You are not observers; you are not religious consumers, you are not church “volunteers.”  You are Christ’s living body, called, gathered, and enlightened by the Holy Spirit to continue the ministry of Jesus in the world Jesus died to save.

There is much more at stake here than “volunteerism,” or even meeting the budget. Each of us, like the little boy with a few loaves of bread and a couple of fish, are the stuff of which miracles are made when offered to Christ. “Therefore,” Paul says, “be imitators of God, as beloved children, and live in love, as Christ loved us and gave himself up for us, a fragrant offering and sacrifice to God.”

Christianity, the life of the church, is often a difficult journey, with deserts to cross and mountains to climb, and hard-to-like people to love.

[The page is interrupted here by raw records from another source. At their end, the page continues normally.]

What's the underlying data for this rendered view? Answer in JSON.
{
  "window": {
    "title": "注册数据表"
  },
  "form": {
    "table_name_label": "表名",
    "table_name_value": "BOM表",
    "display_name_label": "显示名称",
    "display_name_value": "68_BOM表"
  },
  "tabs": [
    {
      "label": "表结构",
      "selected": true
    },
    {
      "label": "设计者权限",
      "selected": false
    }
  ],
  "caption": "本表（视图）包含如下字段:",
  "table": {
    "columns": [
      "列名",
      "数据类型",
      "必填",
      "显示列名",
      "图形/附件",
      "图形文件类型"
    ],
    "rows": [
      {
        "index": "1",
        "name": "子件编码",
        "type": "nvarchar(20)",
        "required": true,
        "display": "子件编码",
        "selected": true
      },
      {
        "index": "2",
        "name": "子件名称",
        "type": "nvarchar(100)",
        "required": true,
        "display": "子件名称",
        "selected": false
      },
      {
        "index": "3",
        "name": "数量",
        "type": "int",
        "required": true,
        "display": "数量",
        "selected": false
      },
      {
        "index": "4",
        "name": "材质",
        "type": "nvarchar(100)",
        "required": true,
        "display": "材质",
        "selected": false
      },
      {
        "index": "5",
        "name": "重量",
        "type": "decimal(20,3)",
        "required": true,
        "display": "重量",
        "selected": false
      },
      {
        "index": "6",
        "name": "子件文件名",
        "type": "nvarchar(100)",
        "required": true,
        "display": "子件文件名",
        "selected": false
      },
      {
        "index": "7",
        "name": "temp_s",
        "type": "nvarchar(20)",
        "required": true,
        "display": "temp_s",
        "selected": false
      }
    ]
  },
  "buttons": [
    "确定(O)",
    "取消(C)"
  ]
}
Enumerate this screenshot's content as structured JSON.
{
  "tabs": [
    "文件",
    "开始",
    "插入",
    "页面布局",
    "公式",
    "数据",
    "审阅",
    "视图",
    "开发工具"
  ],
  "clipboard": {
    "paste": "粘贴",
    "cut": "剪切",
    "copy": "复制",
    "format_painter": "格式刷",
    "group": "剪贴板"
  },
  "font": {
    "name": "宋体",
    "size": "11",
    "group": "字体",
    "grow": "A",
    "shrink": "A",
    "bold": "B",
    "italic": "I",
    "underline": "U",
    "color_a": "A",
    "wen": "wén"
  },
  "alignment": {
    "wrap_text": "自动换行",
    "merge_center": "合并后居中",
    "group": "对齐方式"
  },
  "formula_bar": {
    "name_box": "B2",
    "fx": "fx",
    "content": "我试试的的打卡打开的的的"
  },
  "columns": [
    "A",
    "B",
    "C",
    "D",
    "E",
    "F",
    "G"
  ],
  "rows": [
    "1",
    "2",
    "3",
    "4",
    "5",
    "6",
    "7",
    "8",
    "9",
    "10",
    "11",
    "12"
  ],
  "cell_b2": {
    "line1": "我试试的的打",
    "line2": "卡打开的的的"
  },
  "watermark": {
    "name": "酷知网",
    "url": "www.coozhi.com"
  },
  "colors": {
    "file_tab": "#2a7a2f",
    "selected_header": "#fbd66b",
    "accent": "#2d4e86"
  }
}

Hard as all of this is, we are assured by Jesus, in this morning’s gospel, that we do not walk the way of Jesus alone. We are members of one another. Not only that, but Jesus draws near to us to give us his very self.

"Yes, I am the bread of life!" Jesus says. "Your ancestors ate manna in the wilderness, but they all died. However, the bread from heaven gives eternal life to everyone who eats it. I am the living bread that came down out of heaven. Anyone who eats this bread will live forever; this bread is my flesh, offered so the world may live.”

It doesn’t end there, but that’s where it all starts. Even as we pray, “Come, Lord Jesus,” we say to one another this morning, “Go in peace. Christ is with you. Thanks be to God. Amen.”